Dermatoliposclerosis, atrophie blanche

C4a C4b

Genezen ulcus

C5

Actief, veneus ulcus

C6

Therapeutische elastische kousen worden onderscheiden in 4 verschillende drukklassen. De kousen worden enkel overdag gedragen. ’s Nachts de benen invetten met cetomacrogol bij jeuk/uitdroging.

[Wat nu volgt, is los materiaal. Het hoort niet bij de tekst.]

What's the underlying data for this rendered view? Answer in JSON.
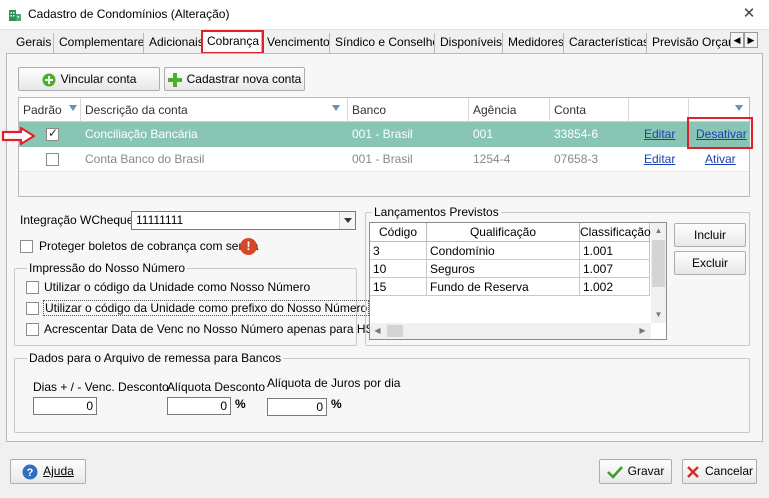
{
  "window": {
    "title": "Cadastro de Condomínios (Alteração)",
    "close_symbol": "✕"
  },
  "tabs": [
    "Gerais",
    "Complementares",
    "Adicionais",
    "Cobrança",
    "Vencimento",
    "Síndico e Conselho",
    "Disponíveis",
    "Medidores",
    "Características",
    "Previsão Orçam"
  ],
  "tab_scroll": {
    "left": "◀",
    "right": "▶"
  },
  "toolbar": {
    "link_account": "Vincular conta",
    "new_account": "Cadastrar nova conta"
  },
  "accounts_grid": {
    "columns": [
      "Padrão",
      "Descrição da conta",
      "Banco",
      "Agência",
      "Conta"
    ],
    "rows": [
      {
        "default": true,
        "description": "Conciliação Bancária",
        "bank": "001 - Brasil",
        "agency": "001",
        "account": "33854-6",
        "edit": "Editar",
        "toggle": "Desativar"
      },
      {
        "default": false,
        "description": "Conta Banco do Brasil",
        "bank": "001 - Brasil",
        "agency": "1254-4",
        "account": "07658-3",
        "edit": "Editar",
        "toggle": "Ativar"
      }
    ]
  },
  "wcheque": {
    "label": "Integração WCheque",
    "value": "11111111"
  },
  "protect_boletos": {
    "label": "Proteger boletos de cobrança com senha",
    "checked": false,
    "warning_symbol": "!"
  },
  "nosso_numero": {
    "title": "Impressão do Nosso Número",
    "options": [
      {
        "label": "Utilizar o código da Unidade como Nosso Número",
        "checked": false
      },
      {
        "label": "Utilizar o código da Unidade como prefixo do Nosso Número",
        "checked": false
      },
      {
        "label": "Acrescentar Data de Venc no Nosso Número apenas para HSBC",
        "checked": false
      }
    ]
  },
  "lancamentos": {
    "title": "Lançamentos Previstos",
    "columns": [
      "Código",
      "Qualificação",
      "Classificação"
    ],
    "rows": [
      {
        "code": "3",
        "qualification": "Condomínio",
        "classification": "1.001"
      },
      {
        "code": "10",
        "qualification": "Seguros",
        "classification": "1.007"
      },
      {
        "code": "15",
        "qualification": "Fundo  de Reserva",
        "classification": "1.002"
      }
    ],
    "include_button": "Incluir",
    "exclude_button": "Excluir"
  },
  "remessa": {
    "title": "Dados para o Arquivo de remessa para Bancos",
    "days_label": "Dias + / - Venc. Desconto",
    "days_value": "0",
    "discount_label": "Alíquota Desconto",
    "discount_value": "0",
    "interest_label": "Alíquota de Juros por dia",
    "interest_value": "0",
    "percent": "%"
  },
  "footer": {
    "help": "Ajuda",
    "save": "Gravar",
    "cancel": "Cancelar"
  },
  "colors": {
    "selected_row": "#88c5b5",
    "highlight": "#e0202a",
    "link": "#1a3fb3",
    "add_icon": "#4caf2a",
    "warning": "#d9472b"
  }
}
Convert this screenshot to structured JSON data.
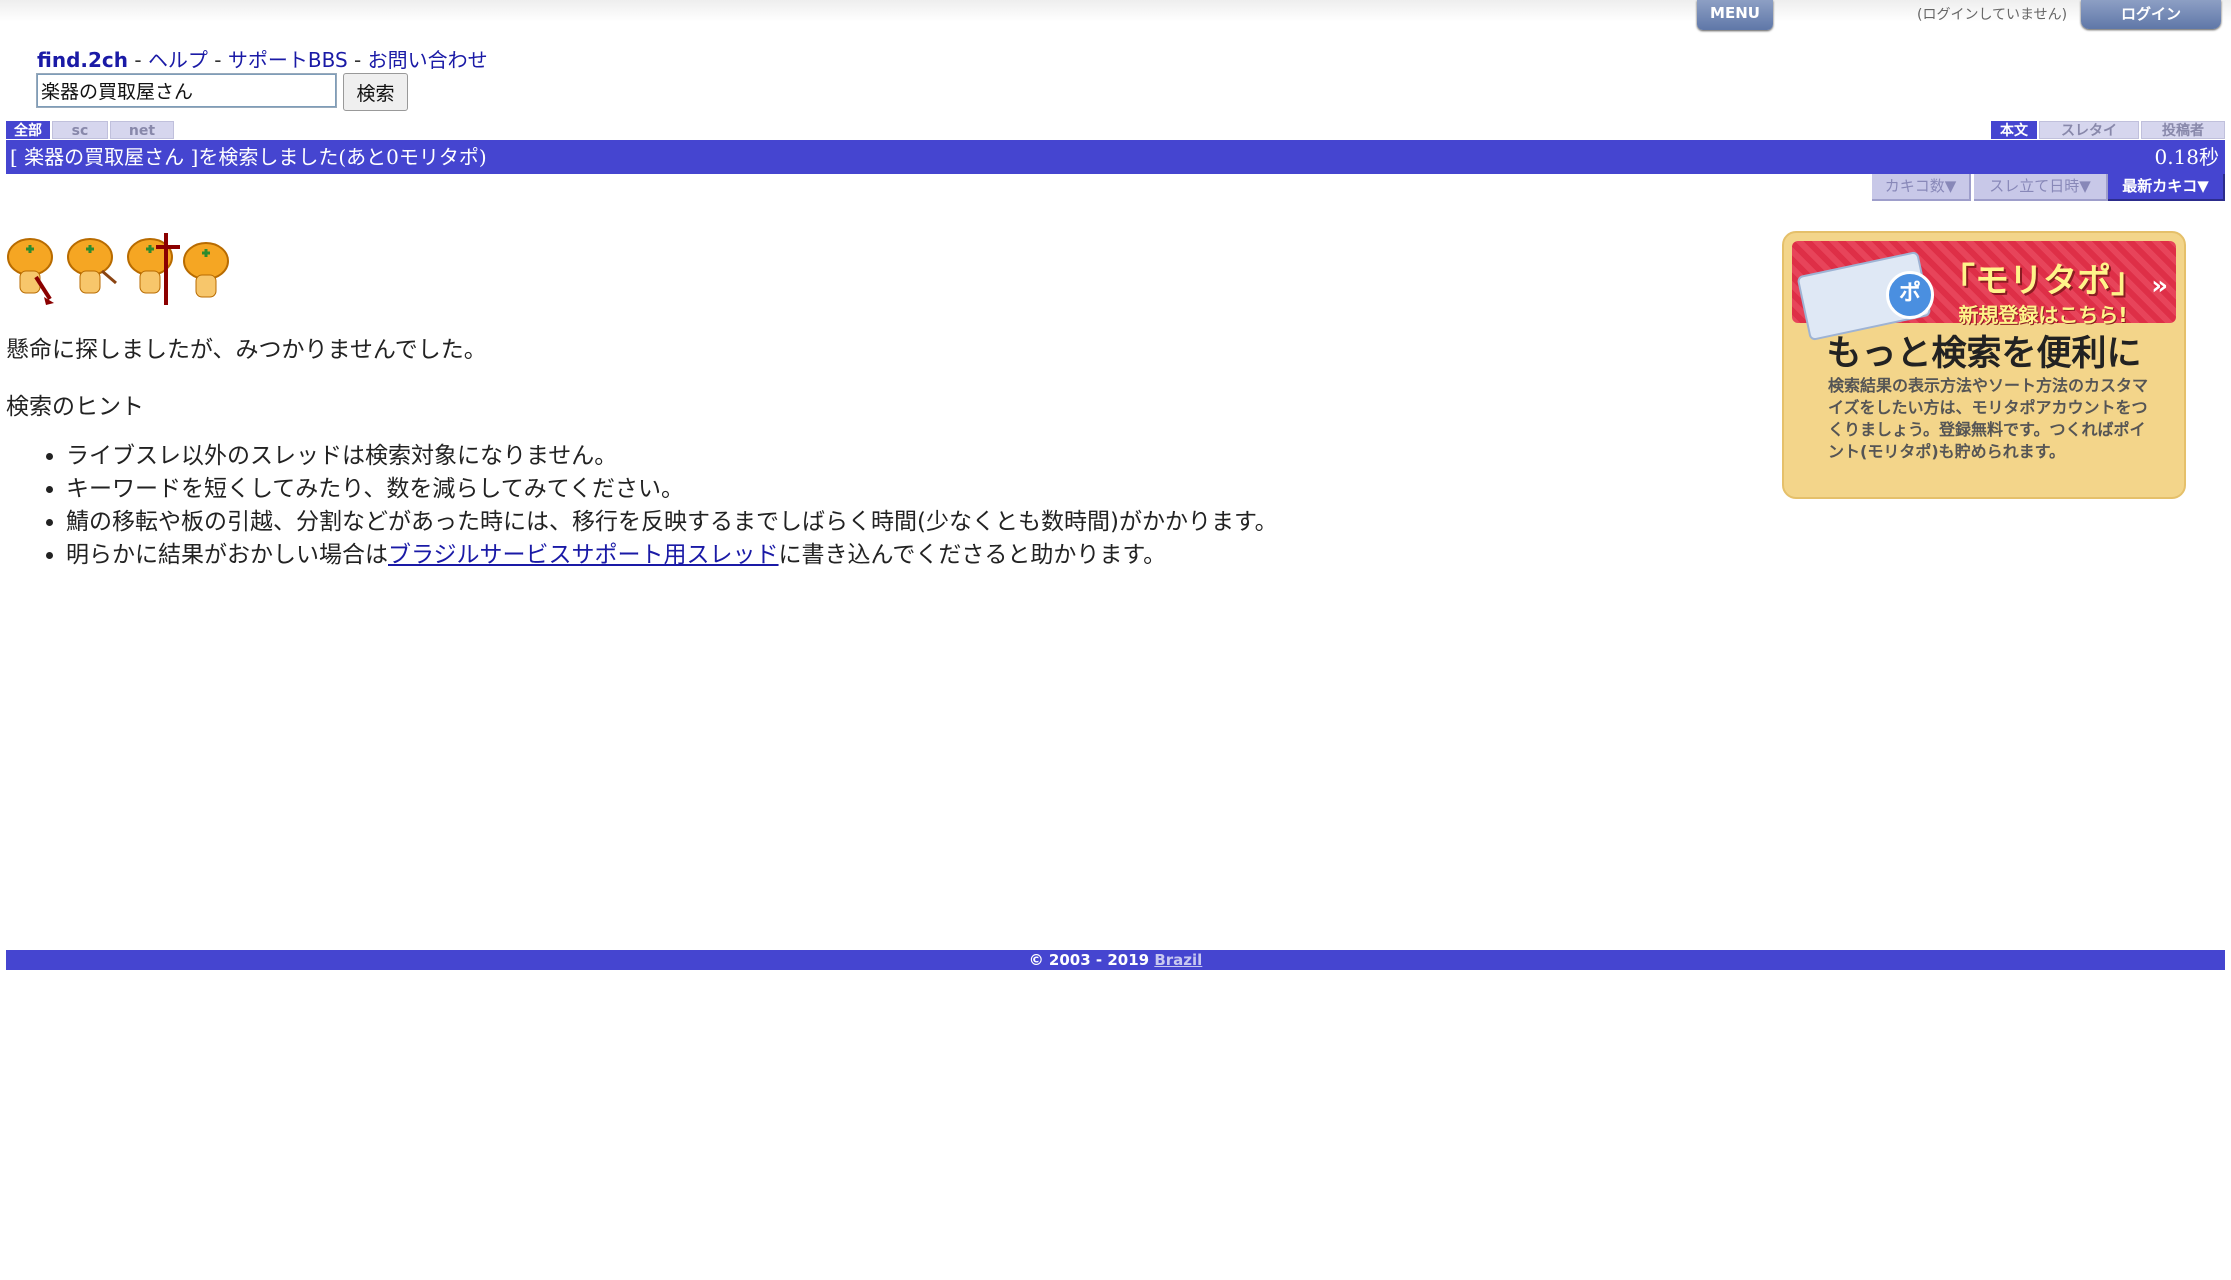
{
  "header": {
    "menu_label": "MENU",
    "login_status": "(ログインしていません)",
    "login_label": "ログイン"
  },
  "nav": {
    "brand": "find.2ch",
    "sep": "-",
    "help": "ヘルプ",
    "support_bbs": "サポートBBS",
    "contact": "お問い合わせ"
  },
  "search": {
    "query": "楽器の買取屋さん",
    "button_label": "検索"
  },
  "scope_tabs": [
    {
      "label": "全部",
      "active": true
    },
    {
      "label": "sc",
      "active": false
    },
    {
      "label": "net",
      "active": false
    }
  ],
  "field_tabs": [
    {
      "label": "本文",
      "active": true
    },
    {
      "label": "スレタイ",
      "active": false
    },
    {
      "label": "投稿者",
      "active": false
    }
  ],
  "result": {
    "message": "[ 楽器の買取屋さん ]を検索しました(あと0モリタポ)",
    "time": "0.18秒"
  },
  "sort_buttons": [
    {
      "label": "カキコ数▼",
      "active": false
    },
    {
      "label": "スレ立て日時▼",
      "active": false
    },
    {
      "label": "最新カキコ▼",
      "active": true
    }
  ],
  "main": {
    "not_found": "懸命に探しましたが、みつかりませんでした。",
    "hint_title": "検索のヒント",
    "hints": [
      "ライブスレ以外のスレッドは検索対象になりません。",
      "キーワードを短くしてみたり、数を減らしてみてください。",
      "鯖の移転や板の引越、分割などがあった時には、移行を反映するまでしばらく時間(少なくとも数時間)がかかります。"
    ],
    "hint4_prefix": "明らかに結果がおかしい場合は",
    "hint4_link": "ブラジルサービスサポート用スレッド",
    "hint4_suffix": "に書き込んでくださると助かります。"
  },
  "banner": {
    "badge": "ポ",
    "title": "「モリタポ」",
    "subtitle": "新規登録はこちら!",
    "headline": "もっと検索を便利に",
    "description": "検索結果の表示方法やソート方法のカスタマイズをしたい方は、モリタポアカウントをつくりましょう。登録無料です。つくればポイント(モリタポ)も貯められます。"
  },
  "footer": {
    "copyright": "© 2003 - 2019",
    "link": "Brazil"
  },
  "colors": {
    "accent_blue": "#4545d0",
    "link_blue": "#1a1aa6",
    "banner_bg": "#f3d58a",
    "banner_red": "#e7445a"
  }
}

  • Klasse I (15-21 mm Hg druk): bij varices zonder oedeem
  • Klasse II (23-32 mm Hg druk): bij varices met enig oedeem
  • Klasse III (34-46 mm Hg druk): bij varices met fors oedeem, ernstige CVI, nabehandeling veneuze ulcera, patiënten met DVT in voorgeschiedenis
  • Klasse IV (>49 mm Hg druk): status na posttrombotisch ulcus cruris of lymfoedeem

De tweedelijnsbehandelingen voor varices zijn:

  • Sclerocompressietherapie (dichtspuiten): dichtspuiten van een spatader zodat deze afsluit en door het lichaam wordt opgeruimd.
  • Echogeleide schuimsclerose (foam): net als dichtspuiten, maar dan met foam.
  • Chirurgisch strippen met crossectomie (“strippen”): door chirurg gehele spatader te verwijderen (onder narcose of ruggenprik)
  • Ambulante flebectomie (volgens Muller): net als strippen, maar op kleinere spataderen en door dermatoloog, onder lokale verdoving
  • Endovasculaire laserbehandeling (EVLT): onder lokale verdoving een laserdraad transcutaan in de vene zetten waarna de vene van binnenuit wordt dichtgebrand, daarna zal het lichaam het opruimen
  • Radiofrequente ablatie (RFA): onder lokale verdoving katheter aanbrengen in de spatader en van binnenuit dichtbranden.